Para o especialista, é possível incluir a previdência complementar no debate, embora a maioria dos brasileiros, em função de baixa renda atual, tenha dificuldades em economizar para uma aposentadoria futura. Já a privatização do sistema, como ocorreu com o Chile, país que está revendo o modelo, passa longe do caminho para equacionar as contas do fundo previdenciário.

É fundamental, defende o advogado, que o governo garanta uma renda mínima de proteção ao cidadão, o que seria uma forma de garantir redistribuição de renda. "É só ver nas regiões mais pobres do Nordeste, o papel que cumpre a renda dos aposentados. Qualquer sistema que pense em potencialização de previdência complementar, se você quiser ter um país digno, decente, com respeito à dignidade da pessoa humana, precisa ter previdência pública. Que ela seja cobrada, financiada por empresários, trabalhadores e, eventualmente, outras fontes de receita que possam porventura existir", argumenta Nicoladeli.

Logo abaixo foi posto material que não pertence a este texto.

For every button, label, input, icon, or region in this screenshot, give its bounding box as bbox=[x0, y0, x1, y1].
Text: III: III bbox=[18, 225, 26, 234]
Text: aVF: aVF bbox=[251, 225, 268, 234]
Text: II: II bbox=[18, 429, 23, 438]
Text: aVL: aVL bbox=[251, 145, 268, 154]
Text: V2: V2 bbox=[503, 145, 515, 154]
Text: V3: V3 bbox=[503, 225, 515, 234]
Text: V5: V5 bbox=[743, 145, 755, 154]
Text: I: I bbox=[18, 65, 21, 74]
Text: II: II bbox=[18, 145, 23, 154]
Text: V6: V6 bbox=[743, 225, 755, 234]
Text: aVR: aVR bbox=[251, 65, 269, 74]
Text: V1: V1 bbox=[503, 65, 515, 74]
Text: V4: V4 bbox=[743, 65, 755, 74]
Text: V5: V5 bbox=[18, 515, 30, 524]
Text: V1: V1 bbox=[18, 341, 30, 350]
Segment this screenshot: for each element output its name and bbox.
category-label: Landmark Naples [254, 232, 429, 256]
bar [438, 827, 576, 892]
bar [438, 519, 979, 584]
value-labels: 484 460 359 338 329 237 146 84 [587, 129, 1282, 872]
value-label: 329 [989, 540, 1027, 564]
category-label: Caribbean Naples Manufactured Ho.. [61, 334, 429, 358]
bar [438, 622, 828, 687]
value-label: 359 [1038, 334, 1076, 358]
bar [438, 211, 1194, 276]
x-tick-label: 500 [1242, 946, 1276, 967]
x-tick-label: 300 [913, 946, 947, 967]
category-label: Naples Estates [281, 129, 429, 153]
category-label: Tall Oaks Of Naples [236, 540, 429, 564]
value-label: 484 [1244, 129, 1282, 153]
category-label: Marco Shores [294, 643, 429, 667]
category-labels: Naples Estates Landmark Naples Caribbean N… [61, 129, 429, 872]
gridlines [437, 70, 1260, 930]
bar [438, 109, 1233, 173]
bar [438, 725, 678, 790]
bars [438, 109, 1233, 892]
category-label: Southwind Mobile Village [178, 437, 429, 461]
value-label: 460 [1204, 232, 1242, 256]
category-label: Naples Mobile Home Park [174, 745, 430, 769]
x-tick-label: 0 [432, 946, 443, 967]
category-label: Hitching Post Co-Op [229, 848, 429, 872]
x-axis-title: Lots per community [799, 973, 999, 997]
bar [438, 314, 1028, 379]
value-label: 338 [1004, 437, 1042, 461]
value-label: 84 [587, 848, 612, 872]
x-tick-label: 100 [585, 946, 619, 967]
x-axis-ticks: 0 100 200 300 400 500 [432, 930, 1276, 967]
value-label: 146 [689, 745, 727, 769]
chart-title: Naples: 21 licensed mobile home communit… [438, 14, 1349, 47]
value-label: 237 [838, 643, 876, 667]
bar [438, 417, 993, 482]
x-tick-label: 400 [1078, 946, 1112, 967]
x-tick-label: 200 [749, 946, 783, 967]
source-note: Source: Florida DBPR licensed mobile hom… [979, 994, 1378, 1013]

Para Telles, a intervenção do Estado no campo que diz respeito ao da seguridade é inevitável, primeiro, estabelecendo regras, e depois, oferecendo custeio. Para ele, o enxugamento de outros setores governamentais também deveria ser feito como forma de auxiliar essa arrecadação.

Como lutar por direitos da Previdência?

Além de acompanhar discussões envolvendo o assunto, o primeiro passo, recomenda o Nicoladeli, é conhecer mais sobre o sistema e a cultura previdenciária. Isso pode ser feito por meio de movimentos sociais, sindicatos, entidades e profissionais especializados na área.